Out across the Pacific, in the Polynesian island of Tonga, stands the
Haamonga-a-Maui, The Burden of Maui, a 15-foot-high stone gate weighing some
109 tons and aligned with sunrise of the summer solstice. Japan is covered by
many thousands of such gates, most of them wooden, but all used to define a
sacred space. Known as Torii, the same word appears in
ancient Indo-European languages and survives in the German word for gate: Tor [and the Gaelic word
for God’s Law, Do Rah, or Torah]. An outstanding feature of the sunken structures in
the vicinity of Okinawa is an unconnected gate of massive stonework. The
Romans, who celebrated a Lemuria festival every May, ornamented their empire
with free-standing ceremonial gates.
These intriguing parallels, combined with a wealth of archaeological evidence
and descriptive native traditions, convince investigators that some powerful,
centrally located X-culture indeed existed in the Pacific, from which
civilizing influences spread in both directions.
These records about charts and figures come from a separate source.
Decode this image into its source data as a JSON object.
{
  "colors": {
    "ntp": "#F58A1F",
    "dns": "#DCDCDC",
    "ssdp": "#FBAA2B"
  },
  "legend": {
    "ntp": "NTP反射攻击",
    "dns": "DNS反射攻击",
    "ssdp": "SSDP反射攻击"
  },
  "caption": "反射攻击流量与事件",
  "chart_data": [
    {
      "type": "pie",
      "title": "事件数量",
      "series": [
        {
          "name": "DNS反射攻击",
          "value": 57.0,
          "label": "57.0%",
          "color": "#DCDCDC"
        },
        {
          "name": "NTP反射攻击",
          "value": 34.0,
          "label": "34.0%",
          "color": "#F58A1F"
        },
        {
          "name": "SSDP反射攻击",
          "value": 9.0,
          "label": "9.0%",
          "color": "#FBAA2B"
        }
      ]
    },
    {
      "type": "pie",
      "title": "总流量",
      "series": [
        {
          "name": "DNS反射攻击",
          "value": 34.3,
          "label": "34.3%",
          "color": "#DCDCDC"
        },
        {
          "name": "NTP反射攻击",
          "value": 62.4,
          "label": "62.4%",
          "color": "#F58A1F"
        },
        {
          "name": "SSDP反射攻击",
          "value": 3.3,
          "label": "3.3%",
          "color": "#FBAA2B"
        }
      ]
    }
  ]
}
Their conclusion seemed borne
out with recent discoveries among the Ryukyu Islands, where architectural
features of the sunken structures bear tell-tale affinities to pre-Inca
structures in Peru and ancestral burial vaults on Okinawa. But the sunken
buildings provoke more questions than they answer. How old are they? Why are
they under water? Who built them? For what purposes?
What evidence has so far been collected suggests that the site did not succumb
to a sudden geologic catastrophe. Aside from one or two monuments leaning at
irregular angles, none of them displays any structural damage, no cracks or
fallen stones. Instead, they appear in unruined, virtually pristine condition.
They were either overwhelmed by rising sea-levels, sank with a slowly
collapsing land-mass, or some combination of both. Most researchers opt for the
last scenario, since oceanographers tell us that sea-levels rose from 100 feet
1.7 million years ago. Even so, the Japanese sites must be very old. They are
constantly being swept clean by strong currents, so radiocarbon dating material
is not available.
The purposes for which they were made appear less difficult to understand,
because their strongest resemblance to Hawaiian heiau implies that they were
mostly ceremonial in nature. Their expansive staircases lead up to presently
barren platforms, where wooden shrines and carved idols were probably set up
for religious dramas.
Just who were their worshippers and builders suggests a word most professional
American archaeologists are unable to pronounce. But, in view of the numerous
accounts from hundreds of cultures around the Pacific of a flood that destroyed
some former civilization, if Okinawa's sunken city is not lost Lemuria, then
what is it?
Frank Joseph is editor of The Ancient American Magazine.